RESET Air sets two targets, an "Acceptable Target" and a "High-Performance Target", due to considerations around regional differences as well. RESET Air requires ongoing continuous monitoring and the targets are used as pass/fail thresholds for indoor air quality data that is compiled into a daily average. When comparing against WHO’s AQG, RESET Air’s targets for indoor air quality more closely resembles the 24-hour average targets for short-term exposure.

Image by GIGA

The "Acceptable Targets" and "High-Performance Targets" are not officially set per region to allow for more flexibility, so projects can choose for themselves which target threshold their project will be calculated against. At the very minimum, every RESET Air Certified project must meet the target threshold limits outlined under "Acceptable Targets", while the "High-Performance targets" are designed for endeavors pursuing more rigorous indoor air quality goals. In regard to PM2.5 measurements, indoor PM2.5 levels cannot exceed 35 μg/m3 and 12 μg/m3 based on "Acceptable Targets" and "High-performance Targets" respectively.

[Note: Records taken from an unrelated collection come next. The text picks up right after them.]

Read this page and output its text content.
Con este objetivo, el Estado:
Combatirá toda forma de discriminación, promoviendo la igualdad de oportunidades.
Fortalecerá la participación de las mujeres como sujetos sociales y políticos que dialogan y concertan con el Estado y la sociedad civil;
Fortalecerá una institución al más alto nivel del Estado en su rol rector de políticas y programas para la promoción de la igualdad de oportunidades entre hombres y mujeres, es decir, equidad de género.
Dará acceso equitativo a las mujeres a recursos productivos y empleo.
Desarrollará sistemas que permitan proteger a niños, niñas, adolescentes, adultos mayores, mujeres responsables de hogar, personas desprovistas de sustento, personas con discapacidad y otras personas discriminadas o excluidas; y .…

Reducing Indoor PM2.5 Concentration

For indoor environments, there are proactive steps we can take to effectively reduce indoor PM2.5 concentrations and create a healthier living environment. First and foremost, investing in indoor air filtration is essential. Filtration can clean indoor spaces of dust and particulates, and is the most efficient method to lowering indoor PM2.5 levels. In scenarios where the indoor PM2.5 levels are higher than outdoor, diluting it via ventilation can also help (i.e. utilizing exhaust fans in kitchens and bathrooms to remove particulates generated from cooking and other activities).

Photo by Lucas Hoang on Unsplash

Another impactful strategy involves being mindful of indoor pollution sources. For instance, refraining from smoking indoors can significantly curb PM2.5 levels, as tobacco smoke is a known contributor. Furthermore, being cautious with activities that involve combustion, such as using candles or incense, can help prevent the release of particulates into the indoor air.

Photo by Possessed Photography on Unsplash

By adopting these practices, you can play an active role in minimizing indoor PM2.5 concentrations and fostering a healthier living environment for yourself and other occupants.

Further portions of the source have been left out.